Suatu hari, selepas shalat jumat, saya berdoa, "Ya Allah cukupkanlah rejeki kami. Berikan berkah pada keluarga kami dan selamatkan kami dari api neraka"
Rupanya doa lirih tadi didengar oleh bos saya yang kebetulan berada di samping saya. Dan saat makan siang, bos saya tadi nyeletuk ringan dengan bercanda, "Mas Hade merasa gak kalau rejekinya pas-pasan saja?"
Dengan bercanda pula saya menjawab, "Iya Pak, pas saya butuhkan rejeki itu pas datang, hehehe"
"Kali ini serius, meski rejeki itu datang pas dibutuhkan, tapi selalu pas saja khan? Tidak berlebih?", tanya bos saya lagi
"Nggg, betul juga sih Pak. Kok Bapak bisa tahu sih?
"Nah, Anda tahu gak penyebabnya?"
"Apa dong Pak?
"Karena Anda memang hanya menginginkan rejeki yang pas-pasan saja. Tak sengaja tadi saya mendengar doa Anda, yang minta rejekinya dicukupkan saja!"
"Jadi doa saya salah ya?"
"Tidak salah, namun ingatlah bahwa Allah berlaku seperti yang hambaNya prasangkakan. Karena kita minta rejeki cukup, ya dicukupkan saja!"
"Jadi, bagaimana semestinya Pak?
"Ya sederhana saja. Ganti gantilah kata cukupkanlah dengan lapangkanlah!"
Jleb, bagaimana bisa saya yang sudah menjadi praktisi NLP bertahun-tahun justru alpa dalam mengaplikasikan teorinya ketika melakukan komunikasi dengan Sang Pencipta!

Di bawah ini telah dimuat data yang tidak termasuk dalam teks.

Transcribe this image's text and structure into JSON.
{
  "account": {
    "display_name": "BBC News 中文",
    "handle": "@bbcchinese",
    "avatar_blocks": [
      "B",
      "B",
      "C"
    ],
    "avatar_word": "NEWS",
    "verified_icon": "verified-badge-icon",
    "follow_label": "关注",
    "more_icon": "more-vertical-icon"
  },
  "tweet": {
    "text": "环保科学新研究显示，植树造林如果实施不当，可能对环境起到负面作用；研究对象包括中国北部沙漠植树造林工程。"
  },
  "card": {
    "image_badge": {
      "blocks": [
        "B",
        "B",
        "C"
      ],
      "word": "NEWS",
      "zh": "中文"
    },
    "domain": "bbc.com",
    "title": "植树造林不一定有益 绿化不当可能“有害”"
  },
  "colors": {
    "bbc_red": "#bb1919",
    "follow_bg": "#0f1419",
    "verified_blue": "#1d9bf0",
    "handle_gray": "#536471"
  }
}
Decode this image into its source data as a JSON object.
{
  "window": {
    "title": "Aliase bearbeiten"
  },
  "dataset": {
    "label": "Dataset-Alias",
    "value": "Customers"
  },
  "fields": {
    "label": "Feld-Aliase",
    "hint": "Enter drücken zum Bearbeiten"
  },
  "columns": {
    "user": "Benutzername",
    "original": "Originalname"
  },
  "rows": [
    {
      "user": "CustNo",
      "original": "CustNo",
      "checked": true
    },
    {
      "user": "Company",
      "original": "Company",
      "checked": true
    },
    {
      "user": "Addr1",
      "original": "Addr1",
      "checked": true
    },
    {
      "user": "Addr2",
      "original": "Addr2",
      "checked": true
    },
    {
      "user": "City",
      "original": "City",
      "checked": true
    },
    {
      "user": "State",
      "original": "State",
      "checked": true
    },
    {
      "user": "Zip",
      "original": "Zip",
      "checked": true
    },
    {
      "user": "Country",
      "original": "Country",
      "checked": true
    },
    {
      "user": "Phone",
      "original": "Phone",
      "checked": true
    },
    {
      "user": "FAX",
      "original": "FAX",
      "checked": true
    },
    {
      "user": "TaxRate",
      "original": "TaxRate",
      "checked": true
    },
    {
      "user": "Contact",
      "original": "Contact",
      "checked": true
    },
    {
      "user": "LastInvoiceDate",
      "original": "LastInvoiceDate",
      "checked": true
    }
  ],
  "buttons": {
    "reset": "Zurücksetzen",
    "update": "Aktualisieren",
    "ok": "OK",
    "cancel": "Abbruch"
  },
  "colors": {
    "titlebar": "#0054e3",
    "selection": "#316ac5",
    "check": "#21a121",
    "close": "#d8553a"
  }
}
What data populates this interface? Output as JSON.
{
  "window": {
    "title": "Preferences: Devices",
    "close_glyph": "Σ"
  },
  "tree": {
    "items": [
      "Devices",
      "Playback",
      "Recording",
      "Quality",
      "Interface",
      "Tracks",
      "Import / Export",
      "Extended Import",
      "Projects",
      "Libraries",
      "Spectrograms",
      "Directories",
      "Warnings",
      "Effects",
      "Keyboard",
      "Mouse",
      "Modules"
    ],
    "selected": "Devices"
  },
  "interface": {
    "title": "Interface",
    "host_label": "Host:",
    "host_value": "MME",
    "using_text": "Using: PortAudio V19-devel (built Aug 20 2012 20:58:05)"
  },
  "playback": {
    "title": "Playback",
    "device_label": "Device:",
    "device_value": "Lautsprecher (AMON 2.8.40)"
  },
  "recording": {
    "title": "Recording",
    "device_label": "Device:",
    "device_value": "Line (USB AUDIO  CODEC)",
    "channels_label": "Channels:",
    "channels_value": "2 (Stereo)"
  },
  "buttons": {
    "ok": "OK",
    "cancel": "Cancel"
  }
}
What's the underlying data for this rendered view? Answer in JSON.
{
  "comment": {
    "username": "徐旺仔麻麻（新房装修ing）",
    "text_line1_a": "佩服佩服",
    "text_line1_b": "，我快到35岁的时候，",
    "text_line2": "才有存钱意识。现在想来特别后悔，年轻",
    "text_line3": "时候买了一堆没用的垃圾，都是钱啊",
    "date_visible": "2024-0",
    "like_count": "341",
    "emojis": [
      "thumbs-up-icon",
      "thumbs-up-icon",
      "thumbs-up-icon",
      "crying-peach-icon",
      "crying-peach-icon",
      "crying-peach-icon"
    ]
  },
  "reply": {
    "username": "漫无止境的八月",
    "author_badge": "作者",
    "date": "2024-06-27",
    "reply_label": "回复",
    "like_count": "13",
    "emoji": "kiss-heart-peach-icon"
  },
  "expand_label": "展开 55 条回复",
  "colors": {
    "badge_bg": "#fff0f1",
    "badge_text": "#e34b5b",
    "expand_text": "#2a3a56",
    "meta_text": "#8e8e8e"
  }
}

Sahabat pembelajar yang berbahagia, peristiwa tersebut terjadi sudah bertahun silam, ketika saya masih menjadi karyawan di sebuah perusahaan farmasi multinasional. Waktu itu saya baru mengaplikasikan NLP dalam pekerjaan saya sebagai manager. Saya menggunakan teori dan teknik-teknik NLP sebatas pada coaching, leadership dan selling. Saya justru melupakan esensi terdalam diciptakannya NLP, yaitu untuk meningkatkan kualitas hidup sehari-hari. Untuk CHANGE.
Seolah tersadar dari mimpi panjang, saya segera menyusun ulang WFO (Well Formed Outcome) saya yang pada ujung pencariannya membuat diri saya melepas 'label' karyawan. Ya, setelah menelisik ulang semua teori yang telah saya pelajari dan menengok ke belakang, di mana saya memang hanya 'jalan di tempat' maka saya mulai membenahi misi hidup saya.
Salah satu 'item' yang kemudian saya koreksi total adalah definisi tangan di bawah, menjadi tangan di atas. Ketika masih menjadi karyawan, bisa dikatakan rejeki saya bergantung pada tanggal 25, dengan jumlah yang sudah pasti.
Saya kemudian mengingat kembali pesan salah satu guru saya mengenai definisi bekerja. Jika kebanyakan orang mengatakan bahwa bekerja adalah mengejar rejeki, guru saya tersebut mengatakan bahwa setiap apa yang dikejar maka akan berlari. Benar juga pesan beliau. Bahkan ketika kemudian saya ganti definisi tersebut dengan dikejar rejeki, retorika pemikiran tersebut masih berlaku. Jika pemikiran pertama rejekinya yang akan berlari, pemikiran kedua, sayanya yang berlari. Jika terus demikian, kapan saya dan rejeki akan bertemu!
Dalam NLP ada satu pakem pola pikir yang disebut human model of the world, atau model pikiran manusia menghadapi dunia nyata. Dalam framework ini dijelaskan bahwa proses terjadinya sebuah belief, bahkan destiny merupakan sebuah urutan pasti.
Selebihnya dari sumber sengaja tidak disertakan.